Listek otworzyła oczy, a dokładniej jedno oko to lewe.
- Cemu sie nie chces otwozyc? – Spytała się prawego oczka, jednak ono milczało. Wszystko w swoim czasie. Pomyślała. Muszę tylko cierpliwie czekać, aż prawe oczko będzie chciało się otworzyć. Nie mogła być zła, bo jeszcze oczko się obrazi, a Listek lubiła swoje oczka. Dlatego z wielkim uśmiechem na twarzy wyturlała się ze żłobka. Czemu rodzeństwo jeszcze spało, to było niepojętne. Rzuciła się niezdarnie na kępkę mchu, leżącą przy wejściu do żłobka. Wbiła w nią pazurki powarkując groźnie. Jakiś czarny kocur stanął obok i patrzył się na nią z rozbawieniem.

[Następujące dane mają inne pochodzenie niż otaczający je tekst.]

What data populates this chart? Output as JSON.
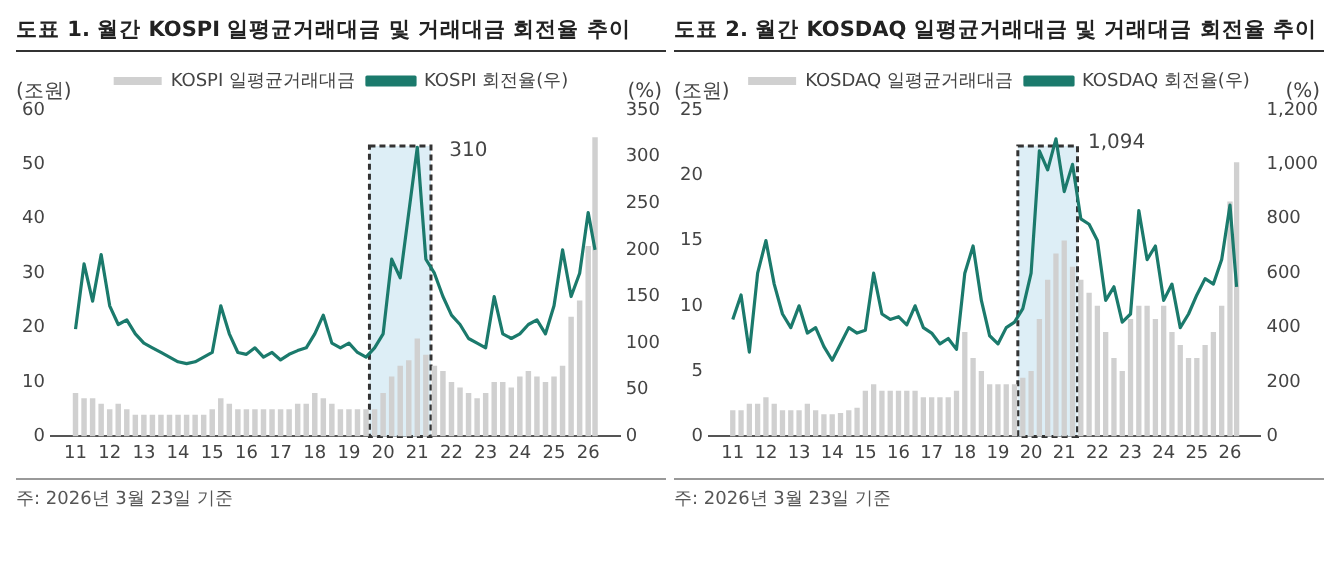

- A ty kto? - Pisnęła do niego z ciekawością.
- Jestem Czarny Ogień. – Odpowiedział.
- Pewno dlatego ze ty naplawdę jestes carny.
- Możliwe. A ty pewnie bawisz się, że jesteś wielką wojowniczką. – Zmierzył wzrokiem porwaną kępkę mchu.
- Tak, to jest Klan Buzy. – Wskazała ogonem swojego przeciwnika, którym był mech.
- Też się bawiłem w takie zabawy, gdy byłem kocięciem. – Mruknął przyjaźnie.
- Ja nie jestem kocięciem, ja jestem wojownicką! – Zaprotestowała kręcąc gwałtownie główką.
- Skoro tak sądzisz. – No jak mógł się pomylić, że była kocięciem, a nie wojowniczką. To przecież chyba widać. Ale nie będzie się na niego złościć, bo nie biorąc jego pomyłki pod uwagę, to był miły.
- Huziaa! – Z bojowym okrzykiem, a raczej piskiem skoczyła ponownie na mech, czyli udawany Klan Burzy. Zagłębiła w nim pazurki.
- Przytrzymaj przednimi łapami i drap tylnymi. – Doradził Czarny Ogień. Listek posłuchała i przytrzymała wroga przednimi łapkami i zaczęła rozrzucać na wszystkie strony strzępki mchu.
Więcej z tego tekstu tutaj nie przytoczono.